Latinos alegan que son discriminados por Sheriff de Orange

La queja dice que el supervisor acusado sobrepuso sombreros en imágenes de empleados hispanos, publicó fotos de nazis, veía pornografía en el trabajo y discriminaba a mujeres y a latinos
Latinos alegan que son discriminados por Sheriff de Orange
El Sheriff de Orange dijo a la prensa que no comentará por tratarse de un caso judicial pendiente.
Foto: Departamento del Sheriff del Condado de Orange

Tres empleados civiles –dos de ellos de origen hispano– del Departamento del Sheriff del Condado de Orange alegan en una demanda que han sido discriminados por un supervisor y que a pesar de haberlo acusado ante la corporación ellos han sido víctimas de represalias.

La queja afirma que el supervisor, cuyo nombre no ha sido publicado porque no se cita en la demanda, sobrepuso sombreros en imágenes de empleados hispanos, publicó fotos de nazis, veía pornografía en el trabajo y discriminaba a mujeres y a latinos, sin ser castigado.

No recibir horas extras como sus colegas de raza blanca, la negación de un ascenso, ser objeto de maltrato verbal, recibir falsas evaluaciones de pobre y mal desempeño laboral, así como repetidas pinchaduras con clavos a las llantas de sus vehículos, son algunos de los actos de venganza que recibieron estos empleados, asegura la demanda.

Las presuntas víctimas de origen latino son Juan Álvarez, de 49 años, y Sam Castellanos, de 46. La mujer, Diann McCloskey, tiene 52 años y es afroamericana. No está claro qué puestos ocupan en la agencia.

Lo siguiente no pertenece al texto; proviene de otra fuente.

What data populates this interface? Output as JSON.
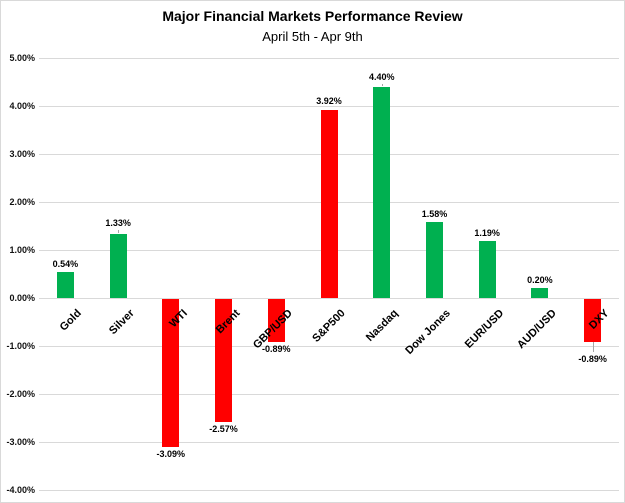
{
  "chart_data": {
    "type": "bar",
    "title": "Major Financial Markets Performance Review",
    "subtitle": "April 5th - Apr 9th",
    "categories": [
      "Gold",
      "Silver",
      "WTI",
      "Brent",
      "GBP/USD",
      "S&P500",
      "Nasdaq",
      "Dow Jones",
      "EUR/USD",
      "AUD/USD",
      "DXY"
    ],
    "values": [
      0.54,
      1.33,
      -3.09,
      -2.57,
      -0.89,
      3.92,
      4.4,
      1.58,
      1.19,
      0.2,
      -0.89
    ],
    "bar_labels": [
      "0.54%",
      "1.33%",
      "-3.09%",
      "-2.57%",
      "-0.89%",
      "3.92%",
      "4.40%",
      "1.58%",
      "1.19%",
      "0.20%",
      "-0.89%"
    ],
    "bar_colors": [
      "#00B050",
      "#00B050",
      "#FF0000",
      "#FF0000",
      "#FF0000",
      "#FF0000",
      "#00B050",
      "#00B050",
      "#00B050",
      "#00B050",
      "#FF0000"
    ],
    "label_offsets": [
      3,
      6,
      3,
      3,
      3,
      4,
      5,
      3,
      3,
      3,
      13
    ],
    "label_leaders": [
      false,
      true,
      false,
      false,
      false,
      false,
      true,
      false,
      false,
      false,
      true
    ],
    "positive_color": "#00B050",
    "negative_color": "#FF0000",
    "xlabel": "",
    "ylabel": "",
    "ylim": [
      -4,
      5
    ],
    "ytick_step": 1,
    "yticks": [
      "5.00%",
      "4.00%",
      "3.00%",
      "2.00%",
      "1.00%",
      "0.00%",
      "-1.00%",
      "-2.00%",
      "-3.00%",
      "-4.00%"
    ],
    "grid": true,
    "gridline_color": "#D9D9D9",
    "leader_color": "#A6A6A6",
    "legend": "none"
  }
}
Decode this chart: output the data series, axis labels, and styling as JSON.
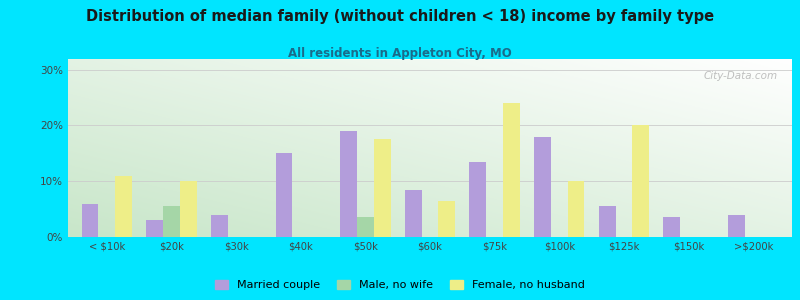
{
  "title": "Distribution of median family (without children < 18) income by family type",
  "subtitle": "All residents in Appleton City, MO",
  "categories": [
    "< $10k",
    "$20k",
    "$30k",
    "$40k",
    "$50k",
    "$60k",
    "$75k",
    "$100k",
    "$125k",
    "$150k",
    ">$200k"
  ],
  "married_couple": [
    6,
    3,
    4,
    15,
    19,
    8.5,
    13.5,
    18,
    5.5,
    3.5,
    4
  ],
  "male_no_wife": [
    0,
    5.5,
    0,
    0,
    3.5,
    0,
    0,
    0,
    0,
    0,
    0
  ],
  "female_no_husband": [
    11,
    10,
    0,
    0,
    17.5,
    6.5,
    24,
    10,
    20,
    0,
    0
  ],
  "colors": {
    "married_couple": "#b39ddb",
    "male_no_wife": "#a5d6a7",
    "female_no_husband": "#eeee88",
    "background_outer": "#00e5ff",
    "title_color": "#1a1a1a",
    "subtitle_color": "#1a6b8a",
    "axis_color": "#444444",
    "grid_color": "#cccccc"
  },
  "ylim": [
    0,
    32
  ],
  "yticks": [
    0,
    10,
    20,
    30
  ],
  "yticklabels": [
    "0%",
    "10%",
    "20%",
    "30%"
  ],
  "watermark": "City-Data.com",
  "legend": [
    "Married couple",
    "Male, no wife",
    "Female, no husband"
  ],
  "bar_width": 0.26
}
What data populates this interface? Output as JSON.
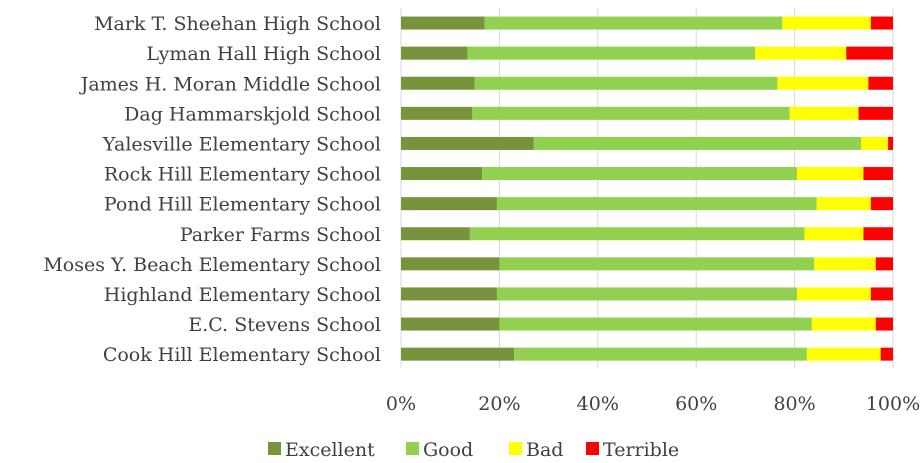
{
  "chart_data": {
    "type": "bar",
    "orientation": "horizontal",
    "stacked": "percent",
    "categories": [
      "Mark T. Sheehan High School",
      "Lyman Hall High School",
      "James H. Moran Middle School",
      "Dag Hammarskjold School",
      "Yalesville Elementary School",
      "Rock Hill Elementary School",
      "Pond Hill Elementary School",
      "Parker Farms School",
      "Moses Y. Beach Elementary School",
      "Highland Elementary School",
      "E.C. Stevens School",
      "Cook Hill Elementary School"
    ],
    "series": [
      {
        "name": "Excellent",
        "color": "#77933C",
        "values": [
          17,
          13.5,
          15,
          14.5,
          27,
          16.5,
          19.5,
          14,
          20,
          19.5,
          20,
          23
        ]
      },
      {
        "name": "Good",
        "color": "#92D050",
        "values": [
          60.5,
          58.5,
          61.5,
          64.5,
          66.5,
          64,
          65,
          68,
          64,
          61,
          63.5,
          59.5
        ]
      },
      {
        "name": "Bad",
        "color": "#FFFF00",
        "values": [
          18,
          18.5,
          18.5,
          14,
          5.5,
          13.5,
          11,
          12,
          12.5,
          15,
          13,
          15
        ]
      },
      {
        "name": "Terrible",
        "color": "#FF0000",
        "values": [
          4.5,
          9.5,
          5,
          7,
          1,
          6,
          4.5,
          6,
          3.5,
          4.5,
          3.5,
          2.5
        ]
      }
    ],
    "x_ticks": [
      "0%",
      "20%",
      "40%",
      "60%",
      "80%",
      "100%"
    ],
    "xlim": [
      0,
      100
    ],
    "grid": true,
    "legend_position": "bottom"
  }
}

Incluso, cita la demanda, sus alegatos tuvieron tan poco eco en el departamento que un encargado les dijo “que tienen suerte de tener trabajo y los voy a reprender por presentar la queja”.

A través de la demanda, que consta de 12 páginas, ellos buscan una compensación no especificada por acoso, un ambiente laboral hostil, discriminación y represalias.

En este momento, para mis clientes, hay un sentimiento de impotencia”, comentó su abogado Matthew Roston al periódico OC Register.

El Sheriff de Orange dijo a la prensa que no comentará por tratarse de un caso judicial pendiente.

El año pasado, Jeffrey Robinson, otro empleado civil del departamento y también representado por el abogado Roston, interpuso una denuncia citando al mismo supervisor por supuesta discriminación por su edad –tiene 54 años– y por ser afroamericano.

Robinson alega que éste y un colega lo llamaban “viejo pedazo negro de m…”, hicieron comentarios ofensivos por su diagnóstico de cáncer y pusieron clavos para que se pincharan las llantas de su auto.

En este caso, los fiscales del condado han negado las acusaciones.